According to Michel Ferrary, professor of Human Resource Management at SKEMA Business School, France, and creator of the Femina Index, there is evidence that having women in senior management and board level positions, improves stock market performance. His research has shown that companies whose management teams are at least 35 per cent female, performed better during the financial crisis than more masculinised teams.
Additionally, Cary Cooper, Distinguished Professor of Organizational Psychology & Health at Lancaster University Management School, claims that it is both men and women’s attitudes to women in executive positions that stop many woman from taking that final leap into the boardroom and causes many at senior level to drop out. “It may be because men feel threatened so they play organisational politics to scare women off.” he says.
Even without this, Professor Cooper says some women may see the male-dominated politicking that characterises the higher levels of many organisations as unattractive and just opt out.
Alternatively women may be content to stay where they are. “Many great middle-tier female managers who could easily rise to the very top simply don’t.” says Cooper.
Another issue is the fact that women are less likely than men to draw attention to their successes. “Women do not promote themselves and their successes as much as men. They feel that their performance is noted without that – which may not be the case.”
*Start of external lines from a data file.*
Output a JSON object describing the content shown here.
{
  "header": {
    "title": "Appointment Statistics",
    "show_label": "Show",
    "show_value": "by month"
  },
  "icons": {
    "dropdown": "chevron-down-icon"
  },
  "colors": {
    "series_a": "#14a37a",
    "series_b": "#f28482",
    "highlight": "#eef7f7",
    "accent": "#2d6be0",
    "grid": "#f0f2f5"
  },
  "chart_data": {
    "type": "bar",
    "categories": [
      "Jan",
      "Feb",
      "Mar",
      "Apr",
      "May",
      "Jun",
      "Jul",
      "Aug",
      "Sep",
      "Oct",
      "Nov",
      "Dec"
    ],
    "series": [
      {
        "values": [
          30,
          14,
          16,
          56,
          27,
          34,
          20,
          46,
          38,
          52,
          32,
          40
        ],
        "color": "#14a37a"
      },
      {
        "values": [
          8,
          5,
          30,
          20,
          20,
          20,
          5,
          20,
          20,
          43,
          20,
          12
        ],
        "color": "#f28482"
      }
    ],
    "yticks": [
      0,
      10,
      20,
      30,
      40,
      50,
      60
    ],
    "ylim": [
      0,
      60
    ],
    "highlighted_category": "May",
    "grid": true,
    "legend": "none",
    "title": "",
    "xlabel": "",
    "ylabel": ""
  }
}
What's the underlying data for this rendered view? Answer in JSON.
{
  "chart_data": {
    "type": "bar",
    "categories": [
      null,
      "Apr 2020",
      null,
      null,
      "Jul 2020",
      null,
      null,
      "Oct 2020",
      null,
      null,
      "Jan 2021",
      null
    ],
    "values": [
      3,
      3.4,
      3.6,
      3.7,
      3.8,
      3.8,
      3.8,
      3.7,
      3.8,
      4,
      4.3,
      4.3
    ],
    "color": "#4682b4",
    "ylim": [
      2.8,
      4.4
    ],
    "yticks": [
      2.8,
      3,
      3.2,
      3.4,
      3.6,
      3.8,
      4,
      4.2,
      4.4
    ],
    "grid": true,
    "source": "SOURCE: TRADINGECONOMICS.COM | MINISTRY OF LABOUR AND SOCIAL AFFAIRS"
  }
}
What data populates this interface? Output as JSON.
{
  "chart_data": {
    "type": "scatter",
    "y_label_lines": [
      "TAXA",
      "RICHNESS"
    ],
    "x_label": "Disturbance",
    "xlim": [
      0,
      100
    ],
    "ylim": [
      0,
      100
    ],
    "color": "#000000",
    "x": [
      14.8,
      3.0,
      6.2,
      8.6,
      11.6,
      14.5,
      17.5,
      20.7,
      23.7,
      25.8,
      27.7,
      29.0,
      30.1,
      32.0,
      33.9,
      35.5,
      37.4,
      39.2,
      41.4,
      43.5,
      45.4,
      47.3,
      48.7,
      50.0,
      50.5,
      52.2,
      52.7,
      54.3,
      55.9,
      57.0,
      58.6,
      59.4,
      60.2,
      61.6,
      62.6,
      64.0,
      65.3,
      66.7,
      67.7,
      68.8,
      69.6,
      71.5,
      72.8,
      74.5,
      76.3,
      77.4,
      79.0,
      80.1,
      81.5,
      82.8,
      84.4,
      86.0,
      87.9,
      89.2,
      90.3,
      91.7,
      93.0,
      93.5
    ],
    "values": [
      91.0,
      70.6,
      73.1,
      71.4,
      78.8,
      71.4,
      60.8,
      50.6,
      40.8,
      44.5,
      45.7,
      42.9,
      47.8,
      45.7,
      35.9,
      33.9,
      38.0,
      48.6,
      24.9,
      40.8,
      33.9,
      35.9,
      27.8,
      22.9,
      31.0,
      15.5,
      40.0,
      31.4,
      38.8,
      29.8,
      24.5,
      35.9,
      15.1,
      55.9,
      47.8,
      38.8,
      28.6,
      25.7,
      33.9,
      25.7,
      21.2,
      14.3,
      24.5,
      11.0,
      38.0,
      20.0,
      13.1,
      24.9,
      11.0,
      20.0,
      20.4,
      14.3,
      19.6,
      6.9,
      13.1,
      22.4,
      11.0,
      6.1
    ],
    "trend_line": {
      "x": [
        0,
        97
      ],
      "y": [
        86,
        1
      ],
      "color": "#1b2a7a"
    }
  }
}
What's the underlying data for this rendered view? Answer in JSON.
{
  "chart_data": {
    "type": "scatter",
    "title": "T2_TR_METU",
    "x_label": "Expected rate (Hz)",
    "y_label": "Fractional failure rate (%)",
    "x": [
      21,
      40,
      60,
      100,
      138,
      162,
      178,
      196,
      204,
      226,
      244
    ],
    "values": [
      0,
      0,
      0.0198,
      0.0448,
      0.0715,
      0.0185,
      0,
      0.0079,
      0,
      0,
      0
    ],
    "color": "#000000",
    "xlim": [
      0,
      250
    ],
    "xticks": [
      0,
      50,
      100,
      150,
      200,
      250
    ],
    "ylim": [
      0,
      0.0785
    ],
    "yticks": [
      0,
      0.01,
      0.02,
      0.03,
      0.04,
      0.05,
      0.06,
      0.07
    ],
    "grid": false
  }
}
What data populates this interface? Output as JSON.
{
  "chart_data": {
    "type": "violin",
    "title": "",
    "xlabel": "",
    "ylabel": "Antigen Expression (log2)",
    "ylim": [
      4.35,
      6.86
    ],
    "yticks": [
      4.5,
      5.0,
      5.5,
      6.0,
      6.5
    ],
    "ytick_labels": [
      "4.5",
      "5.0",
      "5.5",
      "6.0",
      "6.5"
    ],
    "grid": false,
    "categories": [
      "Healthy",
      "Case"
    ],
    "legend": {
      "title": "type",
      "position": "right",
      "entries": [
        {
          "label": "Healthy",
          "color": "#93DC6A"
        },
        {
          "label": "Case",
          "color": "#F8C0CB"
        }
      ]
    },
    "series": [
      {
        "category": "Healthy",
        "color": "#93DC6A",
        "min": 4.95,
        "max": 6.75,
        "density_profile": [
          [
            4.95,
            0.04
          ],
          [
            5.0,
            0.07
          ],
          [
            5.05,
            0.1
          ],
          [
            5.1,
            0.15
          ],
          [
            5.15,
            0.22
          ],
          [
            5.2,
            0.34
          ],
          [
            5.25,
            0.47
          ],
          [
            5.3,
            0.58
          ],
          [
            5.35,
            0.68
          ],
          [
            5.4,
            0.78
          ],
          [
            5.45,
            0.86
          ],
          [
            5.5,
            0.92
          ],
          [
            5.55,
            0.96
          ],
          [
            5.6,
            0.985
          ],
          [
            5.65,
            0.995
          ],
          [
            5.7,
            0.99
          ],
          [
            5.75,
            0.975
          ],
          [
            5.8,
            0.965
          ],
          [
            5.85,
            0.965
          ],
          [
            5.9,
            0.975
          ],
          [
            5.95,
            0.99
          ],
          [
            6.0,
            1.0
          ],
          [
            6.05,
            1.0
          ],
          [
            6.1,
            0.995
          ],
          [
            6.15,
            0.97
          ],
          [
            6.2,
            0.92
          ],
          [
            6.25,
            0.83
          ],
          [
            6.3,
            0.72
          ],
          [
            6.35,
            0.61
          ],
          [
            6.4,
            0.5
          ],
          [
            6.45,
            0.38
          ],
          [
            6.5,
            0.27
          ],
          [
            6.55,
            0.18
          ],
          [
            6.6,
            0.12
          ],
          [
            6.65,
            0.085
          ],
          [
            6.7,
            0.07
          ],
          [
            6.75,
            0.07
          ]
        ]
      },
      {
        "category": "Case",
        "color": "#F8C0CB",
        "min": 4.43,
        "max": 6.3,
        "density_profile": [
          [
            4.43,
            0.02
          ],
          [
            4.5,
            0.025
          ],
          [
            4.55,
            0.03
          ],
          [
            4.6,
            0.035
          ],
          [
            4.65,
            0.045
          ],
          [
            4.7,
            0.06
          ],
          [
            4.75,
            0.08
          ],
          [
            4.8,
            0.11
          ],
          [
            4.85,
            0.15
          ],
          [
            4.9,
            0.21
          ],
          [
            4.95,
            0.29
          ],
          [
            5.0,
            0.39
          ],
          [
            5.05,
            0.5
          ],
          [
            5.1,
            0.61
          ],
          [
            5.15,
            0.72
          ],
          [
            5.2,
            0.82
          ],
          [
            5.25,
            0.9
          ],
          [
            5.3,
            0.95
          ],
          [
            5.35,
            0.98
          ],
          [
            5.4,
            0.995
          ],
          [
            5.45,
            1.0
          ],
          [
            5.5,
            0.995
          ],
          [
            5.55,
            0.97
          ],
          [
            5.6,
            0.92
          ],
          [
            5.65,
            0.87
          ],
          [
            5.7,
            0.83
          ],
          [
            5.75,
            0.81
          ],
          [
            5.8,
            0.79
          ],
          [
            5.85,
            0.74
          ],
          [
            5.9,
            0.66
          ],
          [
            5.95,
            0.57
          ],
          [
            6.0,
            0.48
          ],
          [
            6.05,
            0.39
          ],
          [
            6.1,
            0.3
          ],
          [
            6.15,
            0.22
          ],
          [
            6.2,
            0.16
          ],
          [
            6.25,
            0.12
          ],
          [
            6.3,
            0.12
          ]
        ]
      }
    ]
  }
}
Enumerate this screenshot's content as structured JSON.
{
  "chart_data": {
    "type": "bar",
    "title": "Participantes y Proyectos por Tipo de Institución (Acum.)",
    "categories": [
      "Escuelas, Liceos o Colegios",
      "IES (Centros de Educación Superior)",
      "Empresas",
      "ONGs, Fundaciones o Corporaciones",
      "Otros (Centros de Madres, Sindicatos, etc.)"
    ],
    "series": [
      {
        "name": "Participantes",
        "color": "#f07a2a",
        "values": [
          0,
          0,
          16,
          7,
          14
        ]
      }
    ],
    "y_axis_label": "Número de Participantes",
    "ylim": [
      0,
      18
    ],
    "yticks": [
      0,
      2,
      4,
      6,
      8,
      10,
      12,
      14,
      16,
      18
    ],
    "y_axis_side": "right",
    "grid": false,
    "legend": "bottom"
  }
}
Although tempting to assume that women fail to promote themselves because of a lack of self-confidence, while self-confident men wave their success in the faces of superiors, Professor Cooper says it is the other way around.
“Deep down men are less self-confident that they tend to talk themselves up,” says Cooper. Women meanwhile, are more likely to be content simply knowing that they have done a good job without needing to shout about it. As a result their successes are less likely to be known about at the top. “Women need to talk up their successes.” he says.